Gage drops over the wall.
I try to keep my cool as he dives into the pool. I’ve seen parts of Gage without clothes, but not in the daylight, and I’m not sure how I feel about keeping it together while he’s wet and in a swimsuit in my pool. He used to swim here all the time when we were little, before Joey tried to fly off the roof, but his parents didn’t let them come over after that. It was Maddie who convinced Mrs. Galt last summer to let Ryleigh come over. “It’s hot, Beth, let the girl swim. Let’s move on.” I was shocked how easily Maddie let Mrs. Galt’s first name roll off her tongue, but that’s just Maddie, I guess, and Ryleigh has been a mermaid in our pool ever since.
Gage flips his wet hair out of his eyes. “God, this feels good. You guys ready for another year of Heywood High Hell?” He’s not serious; he makes that jerking-off gesture that guys like, which is gross.
“Not particularly,” Joey says.
“You’ll be okay, Joe. Gotta have a goal, is all. Work toward it. You don’t have to get screwed up.”
“Everybody’s screwed up at Heywood,” Joey says. “Half your teammates sell their pain meds on the side.”
Gage shrugs. “Maybe. But not me. Never touch the stuff.”
And then his eyes are on me. Like we’re just normal neighbors, enjoying an afternoon in the pool. “What about you, Em? Ready for dance team again? Shimmy-shimmy.” He wiggles his hips. Joey laughs.
“I can’t because of my knee,” I say.
Gage grimaces. “Ah, no. I guess I didn’t realize it was that bad.”
Suddenly I realize there weren’t any texts from Gage when I checked my new phone. Hazy as I was in the hospital, I sort of got why he didn’t visit me. It would look weird, to suddenly have Gage-from-next-door there.
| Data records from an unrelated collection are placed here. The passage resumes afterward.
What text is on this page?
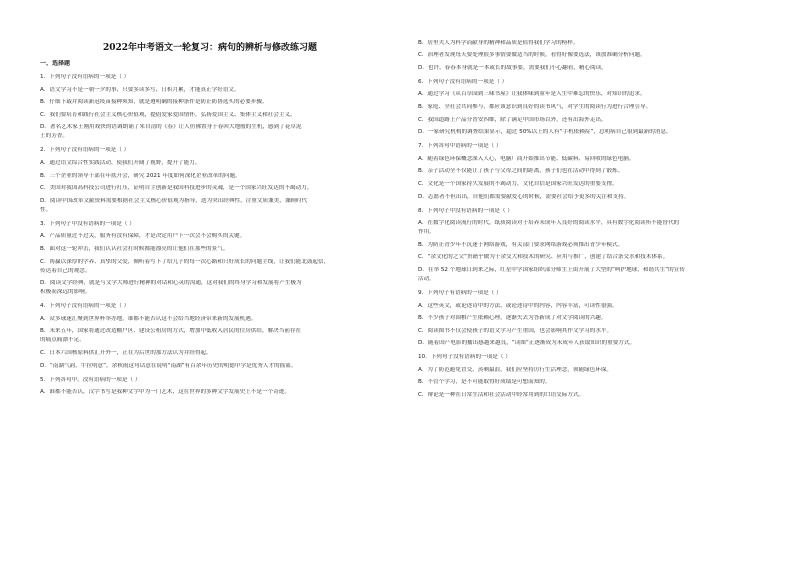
2022年中考语文一轮复习：病句的辨析与修改练习题
一、选择题
1．下列句子没有语病的一项是（ ）
A．语文学习不是一朝一夕的事，只要多读多写，日积月累，才能真正学好语文。
B．仔细下载并阅读新冠疫苗接种须知，就是遵明确的接种条件是防止防协选买的必要步骤。
C．我们要培育和践行社会主义核心价值观，提倡爱家爱国情怀，弘扬爱国主义、集体主义和社会主义。
D．著名艺术家王刚用戏快的语调朗诵了朱自清的《春》让人仿佛置身于春回大地般的生机，感到了花草泥
土的芳香。
2．下列句子没有语病的一项是（ ）
A．通过语文综合性实践活动，使我们开阔了视野，提升了能力。
B．三个企业的领导干部在年底开会，研究 2021 年度如何深化企业改革的问题。
C．美国对我国高科技公司进行打压，证明自主创新是我国科技进步的灵魂，是一个国家兴旺发达的不竭动力。
D．阅读中国改革文献资料需要根据社会主义核心价值观为指导，迭为突出经典性，注重文质兼美，兼顾时代
性。
3．下列句子中没有语病的一项是（ ）
A．产品质量过不过关，服务有没有保障，才是决定用户下一次会不会购买的关键。
B．面对这一轮冲击，我们认认社会打时候都能漂亮的让他们在那些的景气。
C．祷赢以深厚的学养、真挚的父爱，倾听着写下了给儿子的每一次心路和只好成长的问题主线，让我们能北鼓起信，
传达着自己的观念。
D．阅读文学经典，就是与文学大师进行精神的对话和心灵的沟通，这对我们的终身学习和发展将产生极为
积极而深远的影响。
4．下列句子没有语病的一项是（ ）
A．众多球迷汇聚到世界杯举办地，谁都不能否认这不会给当地经济带来新的发展机遇。
B．未来五年，国家将通过改造棚户区、建设公租房的方式，增加中低收入居民的住房供给，解决当前存在
的痛点痛漂不足。
C．日本六国核原料供汇开外一，正在为后世的那方法认为并经得起。
D．“南湖气韵，牛拉明意”，余秋雨这句话意在说明“南湖”有百余年历史的明德中学是优秀人才的摇篮。
5．下列各句中，没有语病的一项是（ ）
A．谁都不能否认，汉字书写是我种文字中为一门艺术，这在世界的多种文字发展史上不是一个奇迹。
B．居里夫人为科学而献身的精神和品质是值得我们学习的榜样。
C．治理者发现每天要处理很多事情要做适当的时候，看得好像要选法，该放准确分析问题。
D．也许，春春本身就是一本或长的故事要，需要我们小心翻看，精心阅读。
6．下列句子没有语病的一项是（ ）
A．通过学习《从百草园到三味书屋》让我体味到童年是人生中难忘的快乐，对知识的追求。
B．家庭、全社会共同参与，都应该意识到良好的读书风气，对学生的阅读行为进行合理引导。
C．我国道路上产品分普安四维，除了满足中国市场以外，还有出海外走出。
D．一家研究机构的调查结果显示，超过 50%以上的人有“手机依赖症”，总明病自己很到最新的消息。
7．下列各句中语病的一项是（ ）
A．随着绿色环保概念深入人心，电脑厂商开始推出节能、低碳料、易回收的绿色电脑。
B．亲子活动全不仅能让了孩子与父母之间的距离，孩子们也在活动中得到了锻炼。
C．文化是一个国家持久发展的不竭动力，文化自信是国家兴旺发达的重要支撑。
D．志愿者不但出出，自他们都需要献爱心的时候，需要社会给予更多的关注和支持。
8．下列句子中没有语病的一项是（ ）
A．在数字化阅读流行的时代，纸质阅读对于培养未成年人良好的阅读水平，具有数字化阅读所不能替代的
作用。
B．为防止青少年不沉迷于网络游戏，有关部门要求网络游戏必须推出青少年模式。
C．“余文化的之父”贵籍乎做为于余交大和技术的研究、应用与推广，创建了结合条交水和技术体系。
D．在举 52 个地球日到来之际，红星中学国家组织部分师生上街开展了大型的“呵护地球，和谐共生”的宣传
活动。
9．下列句子有语病的一项是（ ）
A．这些英文，或论述诗中的方法，或论述诗中的内容，内容丰富，可读性很强。
B．不少孩子对围棋产生依赖心理，逐渐失去为答新成了对文学阅读的兴趣。
C．阅读图书不仅会使孩子的语文学习产生重国，也会影响其作文学习的水平。
D．随着国产电影的播出感越来越良，“读图”正逐渐成为未成年人获取知识的重要方式。
10．下列句子没有语病的一项是（ ）
A．为了防范避免冒交、蒸剩最浪，我们应坚持厉行生活理念，领随绿色环保。
B．不管个学习，是不可能取得好成绩是可想而知的。
C．辩论是一种在日常生活和社会活动中经常用到的口语交际方式。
But he didn’t text, either. And no one would have seen those.
He could have texted. Just once.
Maybe he was just too busy getting ready for his pitching camp. Maybe…a thousand things run through my mind.
“You okay? You look weird,” Joey says.
Gage and Joey are both looking at me.
“I…it’s no big deal,” I say. “I wasn’t any good, anyway. I was just an alternate.”
“You looked pretty good to me.”
I splash water on him, trying to be playful, but mostly so some gets on me, too, and washes away the awful feeling in my stomach.
He could have sent one text. Just one. That wouldn’t have been breaking the rules.
From the corner of my eye, I see Joey frown and I think Gage notices, too, because he quickly says, “Hey, Joe, you still got all those games, man?”
“What?”
“You know.” Gage makes a motion with his thumbs, like he’s using a controller. “I might be down for Fortnite right about now.”
Joey looks at me and then back at Gage. “Um, okay?”
I nod, because I guess I’m supposed to, now that I’m Joey’s keeper. Of course Gage is safe. Like he said, he never touches the stuff. In the universe my mother would like us to live in, Gage would be the perfect friend for Joey.
“Cool. Let’s get to it,” Gage says. “I got a whole free afternoon.”
They get out of the pool and wrap themselves in towels.
“You better put some dry towels down. You know how much Mom hates pool water on the floor! And put some towels on the couch!” I call.